Nothing to see here, folks. Just a listing, found by by Andrea. Move along, move along.
That has got to be THE poorestly chosen picture for a listing EVER.Is "poorestly" a word?
"Extremely motivated seller". I imagine so.
I especially like how the listing says "Seller extremely motivated." I wonder why...
OMG....yes, I can see how as the listing indicates "Seller extremely motivated". Yikes.
Oh, my. And nobody thinks the toddler triplets got into the Crayola paint? And the dog needed there baths to get it off? Whew. I have to imagine that or I'll have nightmares for a week.
Yikes, poor house. You know, people my age usually have a few things in common. We remember Pretty in Pink coming out, and going to the roller rink in middle school. "All skate! Ha! I remember that!" As well as some other less wholesome things. There's going to be an entire generation of teenagers who have the unifying memory of all those times they broke into the vacant houses of California, Michigan, etc. "Hey, remember how we'd break in an trash the desperately needed assets of struggling families??" "Good times! Woo!"
Considering the back door seems to be boarded over and nailed shut, I assume this is where the killer got in....
I'm looking for the chalk outline of the body...
You should have a "worst picture of the year" thing where we could vote for the worst pictures...this would be one of the nominees for sure.
are they trying to sell this house? seriously!this is the best of the worst.
"Seller extremely motivated" because he's on trial and needs money for is $500 an hour defense attorney.
Even looking at the sub-flooring would be better than that. I can't beleive they left the carpet down.
Maybe this in the interier of the house that had the corpse in the driveway.
At least they took down the yellow police tape.
Paint. It's gotta be paint. I need it to be paint.Anyway, blood would have turned browner by the time the police tape was gone, wouldn't it?
Oh God! ewwwwww!that's horrible!
How about that big mirror next to the bathtub!
Let's hope that's actually a Kool-Aid stain. Yucky.
Clearly it's where someone dropped the bucket of red paint they were using to flank the fireplace in the other photo.or is it...
I am disturbed to see that there are also spots on the floor in the bathroom. Maybe they should have used some of their motivation to clean the floor or change the carpet.
Blood turns brown as it dries... which is pretty quickly. I'm thinking it's red paint.But still... they just left it?And why is the back door boarded up?Why is the seller "extremely motivated"?Why, why, why?
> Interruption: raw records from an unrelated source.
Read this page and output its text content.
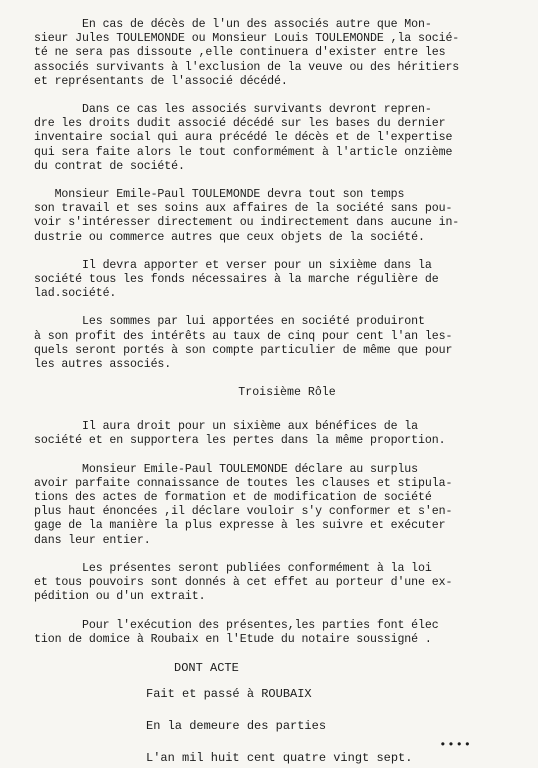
En cas de décès de l'un des associés autre que Mon-
sieur Jules TOULEMONDE ou Monsieur Louis TOULEMONDE ,la socié-
té ne sera pas dissoute ,elle continuera d'exister entre les
associés survivants à l'exclusion de la veuve ou des héritiers
et représentants de l'associé décédé.
Dans ce cas les associés survivants devront repren-
dre les droits dudit associé décédé sur les bases du dernier
inventaire social qui aura précédé le décès et de l'expertise
qui sera faite alors le tout conformément à l'article onzième
du contrat de société.
Monsieur Emile-Paul TOULEMONDE devra tout son temps
son travail et ses soins aux affaires de la société sans pou-
voir s'intéresser directement ou indirectement dans aucune in-
dustrie ou commerce autres que ceux objets de la société.
Il devra apporter et verser pour un sixième dans la
société tous les fonds nécessaires à la marche régulière de
lad.société.
Les sommes par lui apportées en société produiront
à son profit des intérêts au taux de cinq pour cent l'an les-
quels seront portés à son compte particulier de même que pour
les autres associés.
Troisième Rôle
Il aura droit pour un sixième aux bénéfices de la
société et en supportera les pertes dans la même proportion.
Monsieur Emile-Paul TOULEMONDE déclare au surplus
avoir parfaite connaissance de toutes les clauses et stipula-
tions des actes de formation et de modification de société
plus haut énoncées ,il déclare vouloir s'y conformer et s'en-
gage de la manière la plus expresse à les suivre et exécuter
dans leur entier.
Les présentes seront publiées conformément à la loi
et tous pouvoirs sont donnés à cet effet au porteur d'une ex-
pédition ou d'un extrait.
Pour l'exécution des présentes,les parties font élec
tion de domice à Roubaix en l'Etude du notaire soussigné .
DONT ACTE
Fait et passé à ROUBAIX
En la demeure des parties
L'an mil huit cent quatre vingt sept.
••••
This is a place where a little Photoshop could work magic. A little clone stamp here, some healing brush there. And voila, you've turned a murder scene into a plain boring living room.
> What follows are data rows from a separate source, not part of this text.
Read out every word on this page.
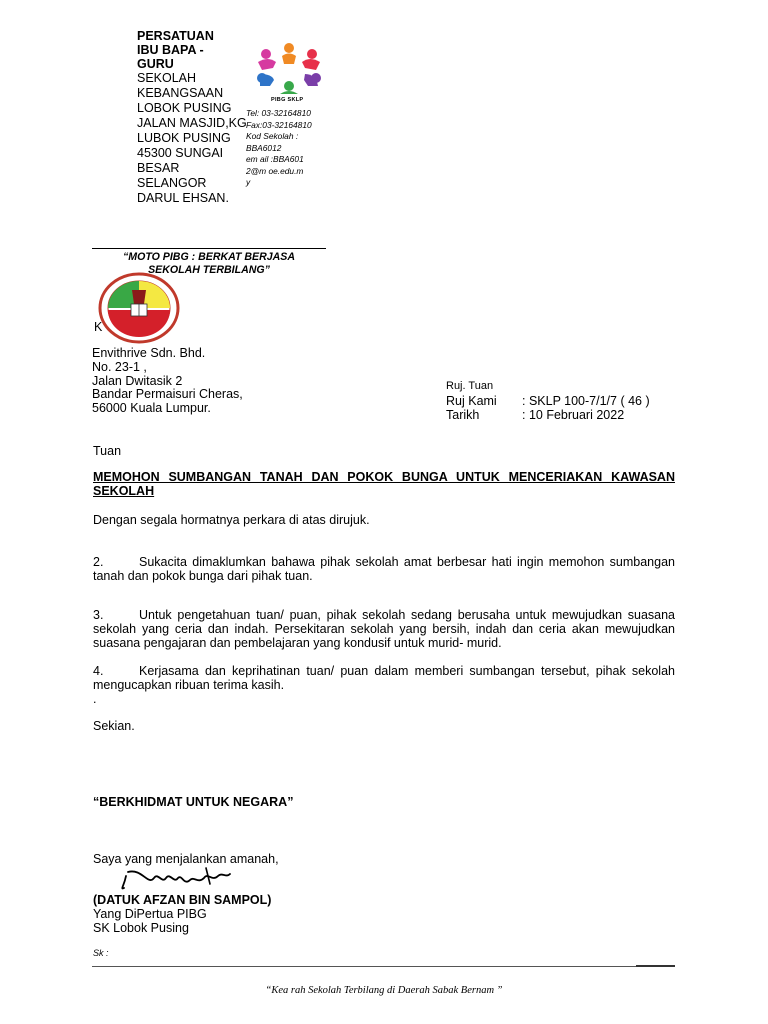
PERSATUAN IBU BAPA - GURU
SEKOLAH KEBANGSAAN LOBOK PUSING JALAN MASJID,KG LUBOK PUSING 45300 SUNGAI BESAR SELANGOR DARUL EHSAN.
PIBG SKLP
Tel: 03-32164810
Fax:03-32164810
Kod Sekolah :
BBA6012
em ail :BBA601
2@m oe.edu.m
y
“MOTO PIBG : BERKAT BERJASA
SEKOLAH TERBILANG”
K
Envithrive Sdn. Bhd.
No. 23-1 ,
Jalan Dwitasik 2
Bandar Permaisuri Cheras,
56000 Kuala Lumpur.
Ruj. Tuan
Ruj Kami	: SKLP 100-7/1/7 ( 46 )
Tarikh	: 10 Februari 2022
Tuan
MEMOHON SUMBANGAN TANAH DAN POKOK BUNGA UNTUK MENCERIAKAN KAWASAN SEKOLAH
Dengan segala hormatnya perkara di atas dirujuk.
2.	Sukacita dimaklumkan bahawa pihak sekolah amat berbesar hati ingin memohon sumbangan tanah dan pokok bunga dari pihak tuan.
3.	Untuk pengetahuan tuan/ puan, pihak sekolah sedang berusaha untuk mewujudkan suasana sekolah yang ceria dan indah. Persekitaran sekolah yang bersih, indah dan ceria akan mewujudkan suasana pengajaran dan pembelajaran yang kondusif untuk murid- murid.
4.	Kerjasama dan keprihatinan tuan/ puan dalam memberi sumbangan tersebut, pihak sekolah mengucapkan ribuan terima kasih.
.
Sekian.
“BERKHIDMAT UNTUK NEGARA”
Saya yang menjalankan amanah,
(DATUK AFZAN BIN SAMPOL)
Yang DiPertua PIBG
SK Lobok Pusing
Sk :
“Kea rah Sekolah Terbilang di Daerah Sabak Bernam ”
I was surprised not to see a mound of fresh dirt in the back yard!
Hey ! Whadda ya #$*&in' looking at ? There ain't a !@$% thing there... you get that ? DO YOU ?! I thought so. We'll have the 'crew' visit you later to make &^#* sure there's nothin' to see. And there won't be nothin'. Right ? Right.
could be fresh blood.
For some reason, I'm reminded of the suburban house scene in George Romero's Diary of the Dead. I fully expect to see Deb's dead little brother nailed to the wall with an arrow, and his mother lying alongside from where she just finished eating the neighbors. Kuh-REEPY.
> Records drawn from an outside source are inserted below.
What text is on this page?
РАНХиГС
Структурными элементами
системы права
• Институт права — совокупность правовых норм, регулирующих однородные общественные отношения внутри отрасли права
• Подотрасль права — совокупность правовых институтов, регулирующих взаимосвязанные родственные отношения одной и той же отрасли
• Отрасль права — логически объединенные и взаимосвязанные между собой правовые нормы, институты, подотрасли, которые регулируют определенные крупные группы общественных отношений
Considering the house JUST sold in September for close to the same price, I have to wonder what the motivation is here... Besides moving out of "kraprooM", which is what the local kids call that rural town!
This a rare photo where a tiny bit of Photoshop magic wouldn't have been a bad idea.
The door is open. The white light beckons. Move on, children...move toward the liiiighhht...aaall are welllcome...
That looks like every vacation I've taken in the past 3 years...
"Seller extremely motivated!"I'm sure he's dying to sell.I bet the real estate agent's going to make a killing on this sale.Heck, I might even take a stab at making an offer.(Oh, and Jimcy says it looks like there was a "Muurdur")
I agree with the person who said it's the red paint from the room with the fireplace.But STILL - why wouldn't you have cleaned that up???
"You left the TOILET SEAT UP AGAIN!! Now I have to kill you, darling!! Why did you do it?? Why couldn't you put it down???"
I'm just hoping that some careless child dropped his Fruit Punch Slurpee on the floor shortly before the family moved out...
Is this Scott Peterson's house? Drew Peterson's? OJ's? Lizzie Borden, maybe?
Wow....real estate agent moonlighting as a police officer & too lazy to retake photos? Yikes!!
"After the bludgeoning we dragged his limp, bleeding body across the living room to the trunk of the car for a stealthy disposal."